雪国の人には当たり前でこんな遊びをしないのかもしれませんが、めったに雪が降らない地方では朝起きて一面銀世界だったら、その日はもう特別な日で、寒さなど気にならず雪の上に長靴を足跡をつけたり雪合戦したり雪だるまを作ったり・・・だれでもそんな経験はあるのではないかと思います。キーツは切り抜き水彩絵の具コラージュなどの手法を使って、穏やかな雪の朝と雪と戯れる子どもの様子を鮮やかに描いています。

キーツはこの絵本で1963年にコルデコット賞を受賞しています。また、ホーンブック誌によると、『The Snowy Day』は「黒人の男の子が主人公となった初めてのフルカラーの絵本」なのだそうです。

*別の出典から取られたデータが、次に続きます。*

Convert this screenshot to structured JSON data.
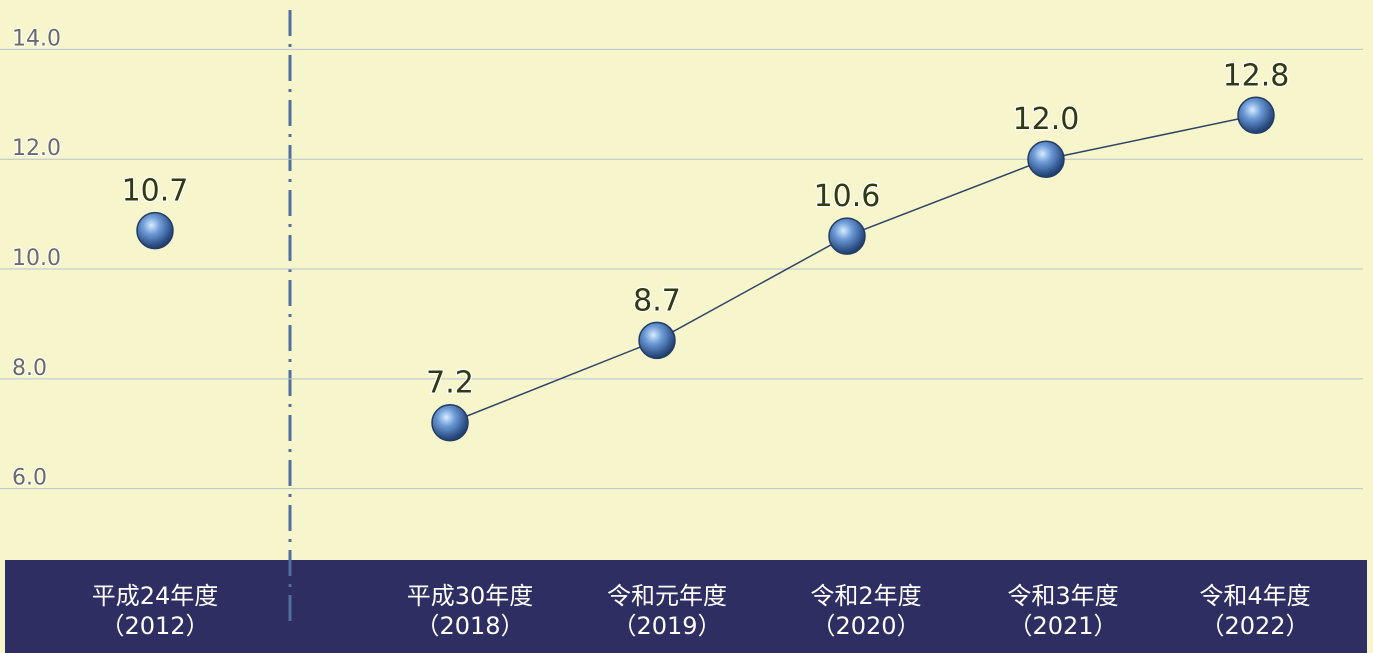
{
  "chart_data": {
    "type": "line",
    "categories": [
      "平成24年度\n（2012）",
      "平成30年度\n（2018）",
      "令和元年度\n（2019）",
      "令和2年度\n（2020）",
      "令和3年度\n（2021）",
      "令和4年度\n（2022）"
    ],
    "values": [
      10.7,
      7.2,
      8.7,
      10.6,
      12.0,
      12.8
    ],
    "value_labels": [
      "10.7",
      "7.2",
      "8.7",
      "10.6",
      "12.0",
      "12.8"
    ],
    "color": "#4a78b8",
    "ylim": [
      4.7,
      14.9
    ],
    "yticks": [
      {
        "value": 6,
        "label": "6.0"
      },
      {
        "value": 8,
        "label": "8.0"
      },
      {
        "value": 10,
        "label": "10.0"
      },
      {
        "value": 12,
        "label": "12.0"
      },
      {
        "value": 14,
        "label": "14.0"
      }
    ],
    "grid": true
  }
}
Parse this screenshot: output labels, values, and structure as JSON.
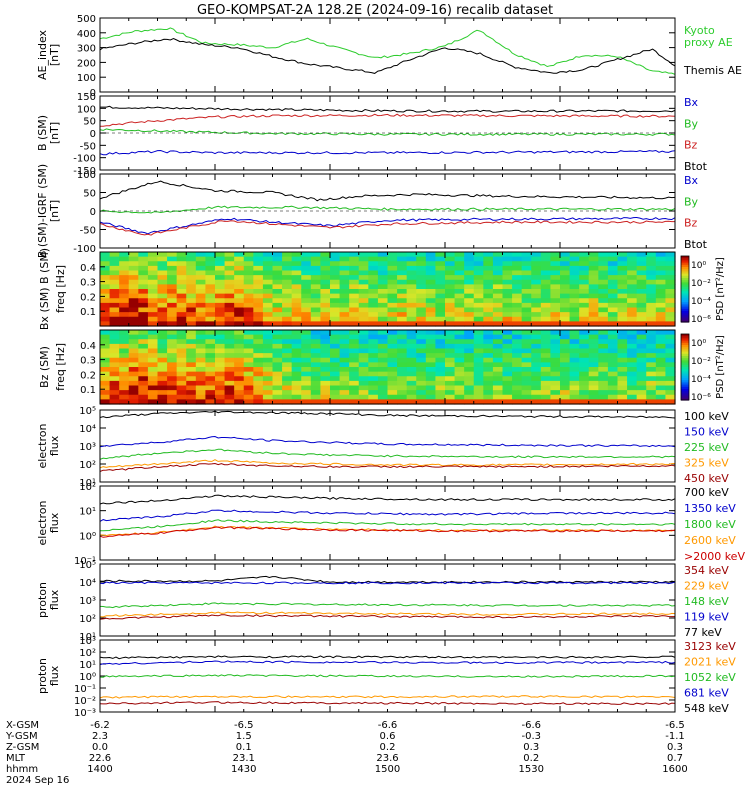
{
  "title": "GEO-KOMPSAT-2A 128.2E (2024-09-16) recalib dataset",
  "chart_data": [
    {
      "id": "ae",
      "type": "line",
      "ylabel": "AE_index\n[nT]",
      "ylim": [
        0,
        500
      ],
      "yticks": [
        "500",
        "400",
        "300",
        "200",
        "100",
        "0"
      ],
      "legend": [
        {
          "text": "Kyoto",
          "color": "#2ecc2e"
        },
        {
          "text": "proxy AE",
          "color": "#2ecc2e"
        },
        {
          "text": "Themis AE",
          "color": "#000000"
        }
      ],
      "series": [
        {
          "name": "Kyoto proxy AE",
          "color": "#2ecc2e",
          "x": [
            0,
            0.06,
            0.12,
            0.18,
            0.24,
            0.3,
            0.36,
            0.42,
            0.48,
            0.54,
            0.6,
            0.66,
            0.72,
            0.78,
            0.84,
            0.9,
            0.96,
            1.0
          ],
          "values": [
            360,
            410,
            430,
            330,
            320,
            300,
            360,
            290,
            230,
            260,
            310,
            420,
            260,
            170,
            250,
            240,
            140,
            120
          ]
        },
        {
          "name": "Themis AE",
          "color": "#000000",
          "x": [
            0,
            0.06,
            0.12,
            0.18,
            0.24,
            0.3,
            0.36,
            0.42,
            0.48,
            0.54,
            0.6,
            0.66,
            0.72,
            0.78,
            0.84,
            0.9,
            0.96,
            1.0
          ],
          "values": [
            290,
            330,
            360,
            320,
            300,
            240,
            190,
            160,
            130,
            220,
            300,
            260,
            170,
            130,
            150,
            220,
            290,
            180
          ]
        }
      ]
    },
    {
      "id": "bsm",
      "type": "line",
      "ylabel": "B (SM)\n[nT]",
      "ylim": [
        -150,
        150
      ],
      "yticks": [
        "150",
        "100",
        "50",
        "0",
        "-50",
        "-100",
        "-150"
      ],
      "legend": [
        {
          "text": "Bx",
          "color": "#0000cc"
        },
        {
          "text": "By",
          "color": "#22bb22"
        },
        {
          "text": "Bz",
          "color": "#cc2222"
        },
        {
          "text": "Btot",
          "color": "#000000"
        }
      ],
      "series": [
        {
          "name": "Btot",
          "color": "#000000",
          "x": [
            0,
            0.15,
            0.3,
            0.5,
            0.7,
            1.0
          ],
          "values": [
            105,
            100,
            95,
            90,
            88,
            90
          ]
        },
        {
          "name": "Bz",
          "color": "#cc2222",
          "x": [
            0,
            0.1,
            0.2,
            0.3,
            0.5,
            0.7,
            1.0
          ],
          "values": [
            30,
            50,
            65,
            70,
            72,
            70,
            68
          ]
        },
        {
          "name": "By",
          "color": "#22bb22",
          "x": [
            0,
            0.15,
            0.3,
            0.5,
            1.0
          ],
          "values": [
            15,
            5,
            -2,
            -5,
            -5
          ]
        },
        {
          "name": "Bx",
          "color": "#0000cc",
          "x": [
            0,
            0.1,
            0.2,
            0.3,
            0.5,
            1.0
          ],
          "values": [
            -85,
            -75,
            -80,
            -80,
            -80,
            -75
          ]
        }
      ]
    },
    {
      "id": "bigrf",
      "type": "line",
      "ylabel": "B (SM)-IGRF (SM)\n[nT]",
      "ylim": [
        -100,
        100
      ],
      "yticks": [
        "100",
        "50",
        "0",
        "-50",
        "-100"
      ],
      "legend": [
        {
          "text": "Bx",
          "color": "#0000cc"
        },
        {
          "text": "By",
          "color": "#22bb22"
        },
        {
          "text": "Bz",
          "color": "#cc2222"
        },
        {
          "text": "Btot",
          "color": "#000000"
        }
      ],
      "series": [
        {
          "name": "Btot",
          "color": "#000000",
          "x": [
            0,
            0.1,
            0.2,
            0.3,
            0.38,
            0.45,
            0.55,
            0.7,
            1.0
          ],
          "values": [
            35,
            80,
            55,
            50,
            30,
            40,
            45,
            40,
            35
          ]
        },
        {
          "name": "By",
          "color": "#22bb22",
          "x": [
            0,
            0.1,
            0.2,
            0.35,
            0.5,
            1.0
          ],
          "values": [
            0,
            -5,
            10,
            10,
            5,
            5
          ]
        },
        {
          "name": "Bx",
          "color": "#0000cc",
          "x": [
            0,
            0.08,
            0.15,
            0.22,
            0.3,
            0.4,
            0.5,
            0.7,
            1.0
          ],
          "values": [
            -30,
            -60,
            -40,
            -20,
            -30,
            -40,
            -25,
            -22,
            -20
          ]
        },
        {
          "name": "Bz",
          "color": "#cc2222",
          "x": [
            0,
            0.08,
            0.15,
            0.22,
            0.3,
            0.4,
            0.5,
            0.7,
            1.0
          ],
          "values": [
            -35,
            -65,
            -45,
            -25,
            -35,
            -45,
            -35,
            -30,
            -30
          ]
        }
      ]
    },
    {
      "id": "bxspec",
      "type": "heatmap",
      "ylabel": "Bx (SM) B (SM)",
      "ylabel2": "freq [Hz]",
      "yticks": [
        "0.4",
        "0.3",
        "0.2",
        "0.1"
      ],
      "colorbar_label": "PSD [nT²/Hz]",
      "colorbar_ticks": [
        "10⁰",
        "10⁻²",
        "10⁻⁴",
        "10⁻⁶"
      ],
      "cols": 60,
      "rows": 16,
      "activity": [
        0.85,
        0.9,
        0.95,
        1.0,
        0.9,
        0.85,
        0.8,
        0.85,
        0.9,
        0.8,
        0.75,
        0.7,
        0.75,
        0.85,
        0.9,
        0.8,
        0.7,
        0.6,
        0.5,
        0.55,
        0.6,
        0.5,
        0.45,
        0.5,
        0.45,
        0.5,
        0.55,
        0.5,
        0.45,
        0.4,
        0.45,
        0.5,
        0.45,
        0.5,
        0.45,
        0.4,
        0.45,
        0.5,
        0.45,
        0.4,
        0.4,
        0.45,
        0.5,
        0.45,
        0.4,
        0.35,
        0.4,
        0.45,
        0.4,
        0.35,
        0.4,
        0.45,
        0.4,
        0.35,
        0.4,
        0.45,
        0.4,
        0.35,
        0.4,
        0.45
      ]
    },
    {
      "id": "bzspec",
      "type": "heatmap",
      "ylabel": "Bz (SM)",
      "ylabel2": "freq [Hz]",
      "yticks": [
        "0.4",
        "0.3",
        "0.2",
        "0.1"
      ],
      "colorbar_label": "PSD [nT²/Hz]",
      "colorbar_ticks": [
        "10⁰",
        "10⁻²",
        "10⁻⁴",
        "10⁻⁶"
      ],
      "cols": 60,
      "rows": 16,
      "activity": [
        0.8,
        0.85,
        0.9,
        0.95,
        1.0,
        0.9,
        0.85,
        0.8,
        0.85,
        0.9,
        0.85,
        0.8,
        0.75,
        0.85,
        0.9,
        0.8,
        0.7,
        0.6,
        0.5,
        0.45,
        0.4,
        0.35,
        0.3,
        0.35,
        0.3,
        0.3,
        0.35,
        0.3,
        0.25,
        0.3,
        0.3,
        0.35,
        0.3,
        0.25,
        0.3,
        0.3,
        0.35,
        0.3,
        0.25,
        0.3,
        0.3,
        0.35,
        0.25,
        0.3,
        0.3,
        0.25,
        0.3,
        0.3,
        0.35,
        0.3,
        0.25,
        0.3,
        0.35,
        0.3,
        0.3,
        0.25,
        0.3,
        0.35,
        0.3,
        0.25
      ]
    },
    {
      "id": "elec1",
      "type": "line",
      "log": true,
      "ylabel": "electron\nflux",
      "ylim_exp": [
        1,
        5
      ],
      "yticks": [
        "10⁵",
        "10⁴",
        "10³",
        "10²",
        "10¹"
      ],
      "legend": [
        {
          "text": "100 keV",
          "color": "#000000"
        },
        {
          "text": "150 keV",
          "color": "#0000cc"
        },
        {
          "text": "225 keV",
          "color": "#22bb22"
        },
        {
          "text": "325 keV",
          "color": "#ff9900"
        },
        {
          "text": "450 keV",
          "color": "#990000"
        }
      ],
      "series": [
        {
          "name": "100 keV",
          "color": "#000000",
          "x": [
            0,
            0.1,
            0.2,
            0.3,
            0.4,
            0.5,
            0.7,
            1.0
          ],
          "values": [
            4.6,
            4.8,
            4.9,
            4.85,
            4.8,
            4.7,
            4.65,
            4.6
          ]
        },
        {
          "name": "150 keV",
          "color": "#0000cc",
          "x": [
            0,
            0.1,
            0.2,
            0.3,
            0.4,
            0.5,
            0.7,
            1.0
          ],
          "values": [
            3.0,
            3.2,
            3.5,
            3.3,
            3.2,
            3.1,
            3.05,
            3.0
          ]
        },
        {
          "name": "225 keV",
          "color": "#22bb22",
          "x": [
            0,
            0.1,
            0.2,
            0.3,
            0.4,
            0.5,
            0.7,
            1.0
          ],
          "values": [
            2.3,
            2.6,
            2.8,
            2.6,
            2.5,
            2.45,
            2.4,
            2.4
          ]
        },
        {
          "name": "325 keV",
          "color": "#ff9900",
          "x": [
            0,
            0.1,
            0.2,
            0.3,
            0.4,
            0.5,
            0.7,
            1.0
          ],
          "values": [
            1.8,
            2.0,
            2.2,
            2.05,
            2.0,
            1.95,
            1.95,
            2.0
          ]
        },
        {
          "name": "450 keV",
          "color": "#990000",
          "x": [
            0,
            0.1,
            0.2,
            0.3,
            0.4,
            0.5,
            0.7,
            1.0
          ],
          "values": [
            1.6,
            1.85,
            2.0,
            1.9,
            1.85,
            1.85,
            1.85,
            1.9
          ]
        }
      ]
    },
    {
      "id": "elec2",
      "type": "line",
      "log": true,
      "ylabel": "electron\nflux",
      "ylim_exp": [
        -1,
        2
      ],
      "yticks": [
        "10²",
        "10¹",
        "10⁰",
        "10⁻¹"
      ],
      "legend": [
        {
          "text": "700 keV",
          "color": "#000000"
        },
        {
          "text": "1350 keV",
          "color": "#0000cc"
        },
        {
          "text": "1800 keV",
          "color": "#22bb22"
        },
        {
          "text": "2600 keV",
          "color": "#ff9900"
        },
        {
          "text": ">2000 keV",
          "color": "#cc0000"
        }
      ],
      "series": [
        {
          "name": "700 keV",
          "color": "#000000",
          "x": [
            0,
            0.1,
            0.2,
            0.3,
            0.4,
            0.6,
            0.8,
            1.0
          ],
          "values": [
            1.3,
            1.4,
            1.6,
            1.55,
            1.5,
            1.45,
            1.45,
            1.45
          ]
        },
        {
          "name": "1350 keV",
          "color": "#0000cc",
          "x": [
            0,
            0.1,
            0.2,
            0.3,
            0.4,
            0.6,
            0.8,
            1.0
          ],
          "values": [
            0.6,
            0.75,
            1.0,
            0.95,
            0.9,
            0.85,
            0.9,
            0.9
          ]
        },
        {
          "name": "1800 keV",
          "color": "#22bb22",
          "x": [
            0,
            0.1,
            0.2,
            0.3,
            0.4,
            0.6,
            0.8,
            1.0
          ],
          "values": [
            0.2,
            0.35,
            0.6,
            0.55,
            0.5,
            0.45,
            0.45,
            0.45
          ]
        },
        {
          "name": "2600 keV",
          "color": "#ff9900",
          "x": [
            0,
            0.1,
            0.2,
            0.3,
            0.4,
            0.6,
            0.8,
            1.0
          ],
          "values": [
            0.0,
            0.1,
            0.35,
            0.3,
            0.25,
            0.2,
            0.2,
            0.2
          ]
        },
        {
          "name": ">2000 keV",
          "color": "#cc0000",
          "x": [
            0,
            0.1,
            0.2,
            0.3,
            0.4,
            0.6,
            0.8,
            1.0
          ],
          "values": [
            -0.05,
            0.08,
            0.32,
            0.27,
            0.22,
            0.18,
            0.18,
            0.18
          ]
        }
      ]
    },
    {
      "id": "prot1",
      "type": "line",
      "log": true,
      "ylabel": "proton\nflux",
      "ylim_exp": [
        1,
        5
      ],
      "yticks": [
        "10⁵",
        "10⁴",
        "10³",
        "10²",
        "10¹"
      ],
      "legend": [
        {
          "text": "354 keV",
          "color": "#990000"
        },
        {
          "text": "229 keV",
          "color": "#ff9900"
        },
        {
          "text": "148 keV",
          "color": "#22bb22"
        },
        {
          "text": "119 keV",
          "color": "#0000cc"
        },
        {
          "text": "77 keV",
          "color": "#000000"
        }
      ],
      "series": [
        {
          "name": "77 keV",
          "color": "#000000",
          "x": [
            0,
            0.2,
            0.3,
            0.4,
            1.0
          ],
          "values": [
            4.05,
            4.05,
            4.3,
            4.0,
            4.0
          ]
        },
        {
          "name": "119 keV",
          "color": "#0000cc",
          "x": [
            0,
            0.2,
            0.4,
            1.0
          ],
          "values": [
            3.95,
            3.95,
            3.95,
            3.95
          ]
        },
        {
          "name": "148 keV",
          "color": "#22bb22",
          "x": [
            0,
            0.2,
            0.4,
            0.7,
            1.0
          ],
          "values": [
            2.6,
            2.8,
            2.75,
            2.7,
            2.7
          ]
        },
        {
          "name": "229 keV",
          "color": "#ff9900",
          "x": [
            0,
            0.2,
            0.4,
            0.7,
            1.0
          ],
          "values": [
            2.1,
            2.3,
            2.25,
            2.2,
            2.25
          ]
        },
        {
          "name": "354 keV",
          "color": "#990000",
          "x": [
            0,
            0.2,
            0.4,
            0.7,
            1.0
          ],
          "values": [
            1.95,
            2.15,
            2.1,
            2.05,
            2.1
          ]
        }
      ]
    },
    {
      "id": "prot2",
      "type": "line",
      "log": true,
      "ylabel": "proton\nflux",
      "ylim_exp": [
        -3,
        3
      ],
      "yticks": [
        "10³",
        "10²",
        "10¹",
        "10⁰",
        "10⁻¹",
        "10⁻²",
        "10⁻³"
      ],
      "legend": [
        {
          "text": "3123 keV",
          "color": "#990000"
        },
        {
          "text": "2021 keV",
          "color": "#ff9900"
        },
        {
          "text": "1052 keV",
          "color": "#22bb22"
        },
        {
          "text": "681 keV",
          "color": "#0000cc"
        },
        {
          "text": "548 keV",
          "color": "#000000"
        }
      ],
      "series": [
        {
          "name": "548 keV",
          "color": "#000000",
          "x": [
            0,
            0.2,
            0.4,
            0.7,
            1.0
          ],
          "values": [
            1.5,
            1.6,
            1.6,
            1.55,
            1.6
          ]
        },
        {
          "name": "681 keV",
          "color": "#0000cc",
          "x": [
            0,
            0.2,
            0.4,
            0.7,
            1.0
          ],
          "values": [
            1.0,
            1.2,
            1.15,
            1.1,
            1.15
          ]
        },
        {
          "name": "1052 keV",
          "color": "#22bb22",
          "x": [
            0,
            0.2,
            0.4,
            0.7,
            1.0
          ],
          "values": [
            -0.05,
            0.05,
            0.0,
            -0.05,
            0.0
          ]
        },
        {
          "name": "2021 keV",
          "color": "#ff9900",
          "x": [
            0,
            0.2,
            0.4,
            0.7,
            1.0
          ],
          "values": [
            -1.8,
            -1.7,
            -1.75,
            -1.7,
            -1.75
          ]
        },
        {
          "name": "3123 keV",
          "color": "#990000",
          "x": [
            0,
            0.2,
            0.4,
            0.7,
            1.0
          ],
          "values": [
            -2.3,
            -2.2,
            -2.25,
            -2.3,
            -2.3
          ]
        }
      ]
    }
  ],
  "xaxis": {
    "row_labels": [
      "X-GSM",
      "Y-GSM",
      "Z-GSM",
      "MLT",
      "hhmm"
    ],
    "date": "2024 Sep 16",
    "columns": [
      [
        "-6.2",
        "2.3",
        "0.0",
        "22.6",
        "1400"
      ],
      [
        "-6.5",
        "1.5",
        "0.1",
        "23.1",
        "1430"
      ],
      [
        "-6.6",
        "0.6",
        "0.2",
        "23.6",
        "1500"
      ],
      [
        "-6.6",
        "-0.3",
        "0.3",
        "0.2",
        "1530"
      ],
      [
        "-6.5",
        "-1.1",
        "0.3",
        "0.7",
        "1600"
      ]
    ]
  }
}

(日本語版も図書館で借りてきたのですが、比べてみると印刷の色の具合が微妙に違います。全体に日本語版の方が色鮮やかでコラージュの素材の感じなども日本語版の方がよくわかります。)

幼稚園年長あたりから小学校低学年あたりまでの読み聞かせ(おはなし会)にもよいのではないかと思います。雪の朝を経験したことのある子どもにはとても馴染みやすい話しで、また、いろんな手法を凝らした色鮮やかな絵本はとても魅力的だと思います。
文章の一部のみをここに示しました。